In the unrelentingly violent Kosovo-war prologue -- which is supposed to establish why Del Toro went bonkers and can now be spotted filleting unsuspecting hunters like some vigilante vegan in the woods outside Portland, Oregon -- the star acts nothing like the stealthy, highly-trained, surgical-strike assassin he's supposed to be. In fact, he looks more like a clumsy little kid playing hide and seek (which is hardly suprising since he admits not training for the role).
It's almost laughable that he makes it all the way across an erupting urban battlefield and into a heavily guarded and fortified mosque to graphically slice-and-dice a cruel Serbian commander.
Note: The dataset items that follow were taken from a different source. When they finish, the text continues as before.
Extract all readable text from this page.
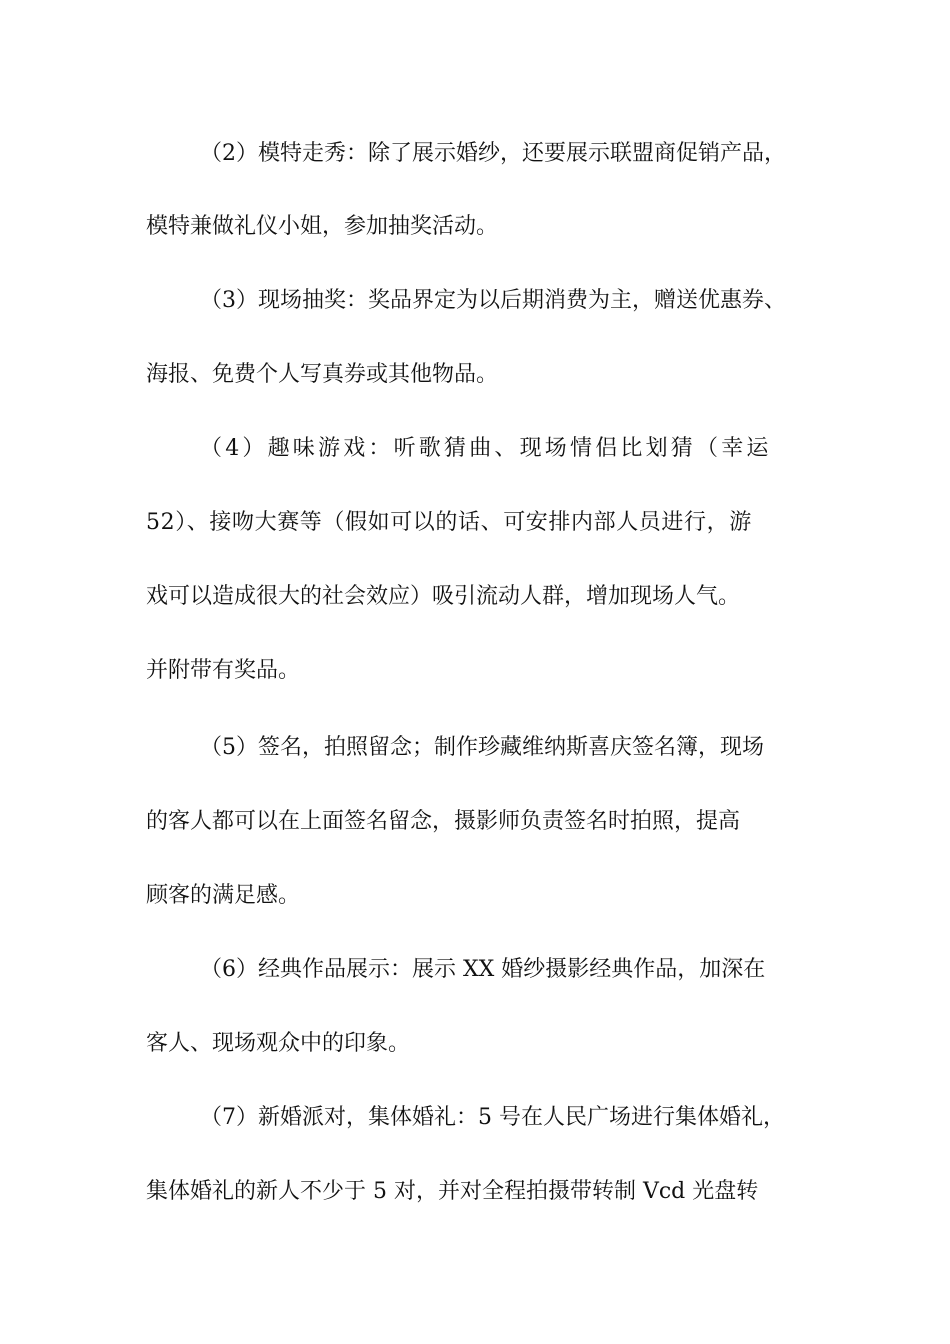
（2）模特走秀：除了展示婚纱，还要展示联盟商促销产品，
模特兼做礼仪小姐，参加抽奖活动。
（3）现场抽奖：奖品界定为以后期消费为主，赠送优惠券、
海报、免费个人写真券或其他物品。
（4）趣味游戏：听歌猜曲、现场情侣比划猜（幸运
52）、接吻大赛等（假如可以的话、可安排内部人员进行，游
戏可以造成很大的社会效应）吸引流动人群，增加现场人气。
并附带有奖品。
（5）签名，拍照留念；制作珍藏维纳斯喜庆签名簿，现场
的客人都可以在上面签名留念，摄影师负责签名时拍照，提高
顾客的满足感。
（6）经典作品展示：展示 XX 婚纱摄影经典作品，加深在
客人、现场观众中的印象。
（7）新婚派对，集体婚礼：5 号在人民广场进行集体婚礼，
集体婚礼的新人不少于 5 对，并对全程拍摄带转制 Vcd 光盘转
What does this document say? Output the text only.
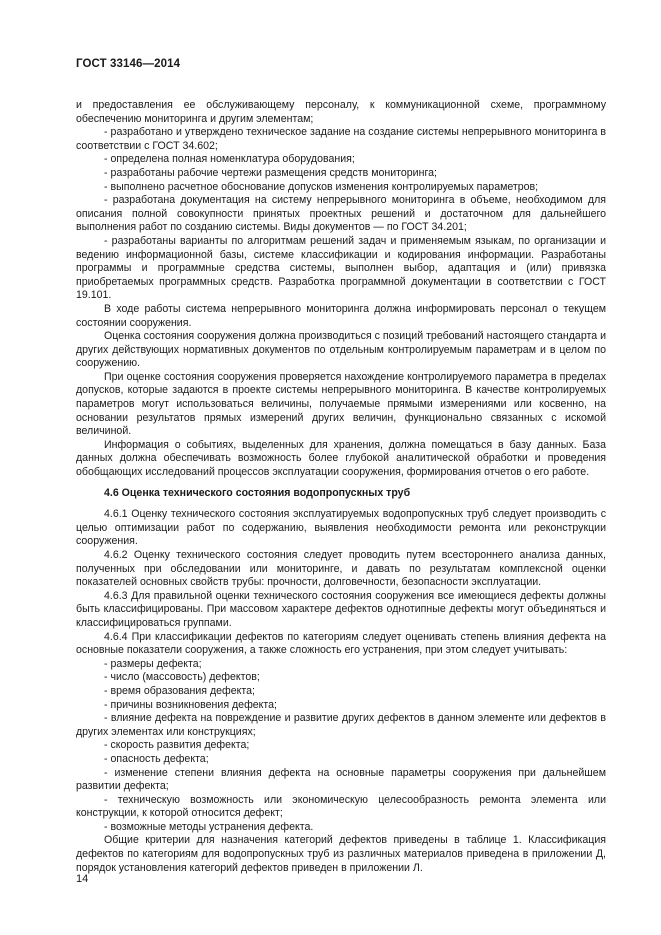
ГОСТ 33146—2014

и предоставления ее обслуживающему персоналу, к коммуникационной схеме, программному обеспечению мониторинга и другим элементам;

- разработано и утверждено техническое задание на создание системы непрерывного мониторинга в соответствии с ГОСТ 34.602;

- определена полная номенклатура оборудования;

- разработаны рабочие чертежи размещения средств мониторинга;

- выполнено расчетное обоснование допусков изменения контролируемых параметров;

- разработана документация на систему непрерывного мониторинга в объеме, необходимом для описания полной совокупности принятых проектных решений и достаточном для дальнейшего выполнения работ по созданию системы. Виды документов — по ГОСТ 34.201;

- разработаны варианты по алгоритмам решений задач и применяемым языкам, по организации и ведению информационной базы, системе классификации и кодирования информации. Разработаны программы и программные средства системы, выполнен выбор, адаптация и (или) привязка приобретаемых программных средств. Разработка программной документации в соответствии с ГОСТ 19.101.

В ходе работы система непрерывного мониторинга должна информировать персонал о текущем состоянии сооружения.

Оценка состояния сооружения должна производиться с позиций требований настоящего стандарта и других действующих нормативных документов по отдельным контролируемым параметрам и в целом по сооружению.

При оценке состояния сооружения проверяется нахождение контролируемого параметра в пределах допусков, которые задаются в проекте системы непрерывного мониторинга. В качестве контролируемых параметров могут использоваться величины, получаемые прямыми измерениями или косвенно, на основании результатов прямых измерений других величин, функционально связанных с искомой величиной.

Информация о событиях, выделенных для хранения, должна помещаться в базу данных. База данных должна обеспечивать возможность более глубокой аналитической обработки и проведения обобщающих исследований процессов эксплуатации сооружения, формирования отчетов о его работе.

4.6 Оценка технического состояния водопропускных труб

4.6.1 Оценку технического состояния эксплуатируемых водопропускных труб следует производить с целью оптимизации работ по содержанию, выявления необходимости ремонта или реконструкции сооружения.

4.6.2 Оценку технического состояния следует проводить путем всестороннего анализа данных, полученных при обследовании или мониторинге, и давать по результатам комплексной оценки показателей основных свойств трубы: прочности, долговечности, безопасности эксплуатации.

4.6.3 Для правильной оценки технического состояния сооружения все имеющиеся дефекты должны быть классифицированы. При массовом характере дефектов однотипные дефекты могут объединяться и классифицироваться группами.

4.6.4 При классификации дефектов по категориям следует оценивать степень влияния дефекта на основные показатели сооружения, а также сложность его устранения, при этом следует учитывать:

- размеры дефекта;

- число (массовость) дефектов;

- время образования дефекта;

- причины возникновения дефекта;

- влияние дефекта на повреждение и развитие других дефектов в данном элементе или дефектов в других элементах или конструкциях;

- скорость развития дефекта;

- опасность дефекта;

- изменение степени влияния дефекта на основные параметры сооружения при дальнейшем развитии дефекта;

- техническую возможность или экономическую целесообразность ремонта элемента или конструкции, к которой относится дефект;

- возможные методы устранения дефекта.

Общие критерии для назначения категорий дефектов приведены в таблице 1. Классификация дефектов по категориям для водопропускных труб из различных материалов приведена в приложении Д, порядок установления категорий дефектов приведен в приложении Л.

14
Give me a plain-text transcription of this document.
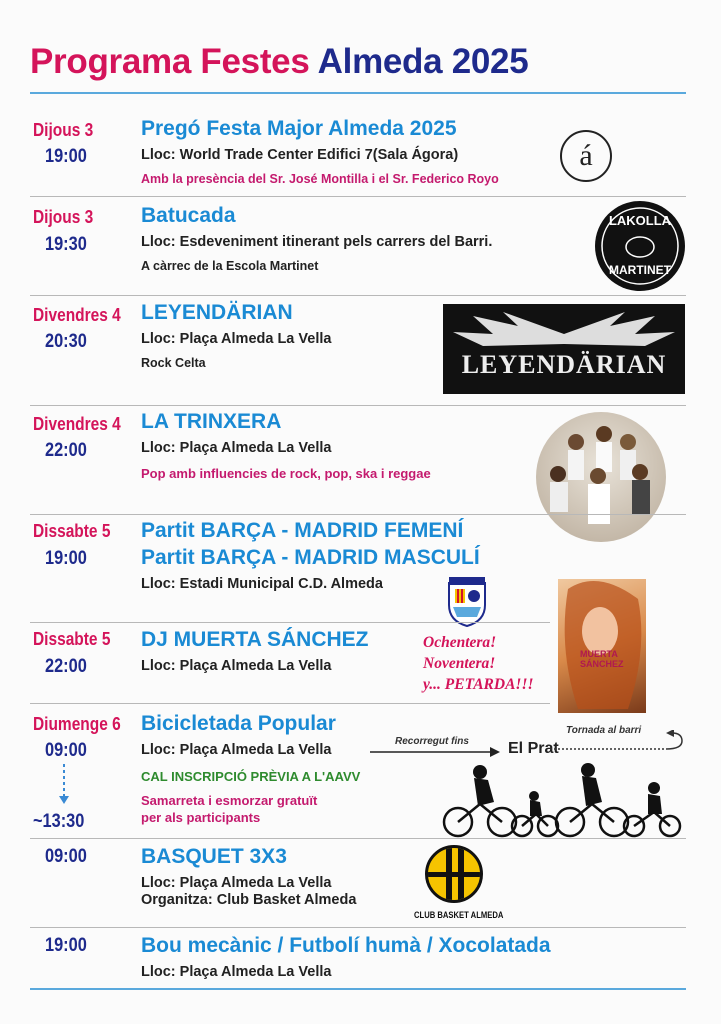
Programa Festes Almeda 2025
Dijous 3
19:00
Pregó Festa Major Almeda 2025
Lloc: World Trade Center Edifici 7(Sala Ágora)
Amb la presència del Sr. José Montilla i el Sr. Federico Royo
á
Dijous 3
19:30
Batucada
Lloc: Esdeveniment itinerant pels carrers del Barri.
A càrrec de la Escola Martinet
LAKOLLA
MARTINET
Divendres 4
20:30
LEYENDÄRIAN
Lloc: Plaça Almeda La Vella
Rock Celta	LEYENDÄRIAN
Divendres 4
22:00
LA TRINXERA
Lloc: Plaça Almeda La Vella
Pop amb influencies de rock, pop, ska i reggae
Dissabte 5
19:00
Partit BARÇA - MADRID FEMENÍ
Partit BARÇA - MADRID MASCULÍ
Lloc: Estadi Municipal C.D. Almeda
MUERTA SÁNCHEZ
Dissabte 5
22:00
DJ MUERTA SÁNCHEZ
Lloc: Plaça Almeda La Vella
Ochentera!
Noventera!
y... PETARDA!!!
Diumenge 6
09:00
~13:30
Bicicletada Popular
Lloc: Plaça Almeda La Vella
Recorregut fins El Prat
Tornada al barri
CAL INSCRIPCIÓ PRÈVIA A L'AAVV
Samarreta i esmorzar gratuït
per als participants
09:00	BASQUET 3X3
Lloc: Plaça Almeda La Vella
Organitza: Club Basket Almeda
CLUB BASKET ALMEDA
19:00	Bou mecànic / Futbolí humà / Xocolatada
Lloc: Plaça Almeda La Vella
But that's just a prelude to the extensive ineptitude running roughshod throughout "The Hunted." This is the kind of low-production-value movie in which people are declared dead when you can clearly see the actor breathing, clothes dry within two minutes of stepping out of a river and cars involved in crashes have inconsistent damage from angle to angle and scene to scene. It's a movie in which 36-year-old Del Toro (supposedly the best of the best in his army Special Forces unit) can't even beat 57-year-old Tommy Lee Jones (the man sent to hunt him down) in slow, methodical hand-to-hand combat.
The film is just one long chase scene through the woods and the streets of Portland (once Del Toro is captured then escapes) without any character development or even much in the way of plot. We don't know, for example, why Del Toro has taken a shine to killing hunters (he's shell shocked and "can't turn it off" apparently) or how it is that Jones, a civilian, came to be in charge of the psycho's Army black-ops training (which we see in flashback).
We do know that's why the local FBI taskforce (led by rugged-babe agent Connie Nielsen, "Gladiator") wanted his help tracking the guy. And, of course, Jones is much smarter than anyone at the FBI too. When he shows up at a heavily-forested murder scene a whole day after the feds, within three minutes he's found a leg snare, lots of blood and a bunch of other clues a dozen agents somehow missed, even though the supposedly wily Del Toro leaves a trail like a slug.
Whether they're riding on top of electric street cars, jumping off of waterfalls or taking long breaks to fashion elaborate booby traps and their own stone knives (I am not making this up), the whole movie consists of four repeating scenes: 1) Del Toro runs off into the woods; 2) Del Toro lays in wait for Jones, who always manages to find him within a matter of minutes; 3) Del Toro takes a couple swings at his old mentor, usually cutting him up a bit; 4) Del Toro disappears into the forest again.
There was an opportunity here to make an exciting, cerebral action-thriller in which these two men try like gangbusters to out-fox each other. But as written by David and Peter Griffiths (best known for last year's laughably defective Schwarzenegger terrorist flick "Collateral Damage") and directed by Friedkin, "The Hunted" plays more like a witless, stripped-down, Steven Seagal retread of "The Fugitive" -- a much better movie with Jones on the trail of a wanted man.
But even Steven Seagal would have brought this picture up a level. At least he could pull off the surreptitious Special Forces stuff with a modicum of credibility. And with former Oscar winner Del Toro turning in an apathetic, very possibly half-stoned performance, I honestly think Seagal's acting would have been better too.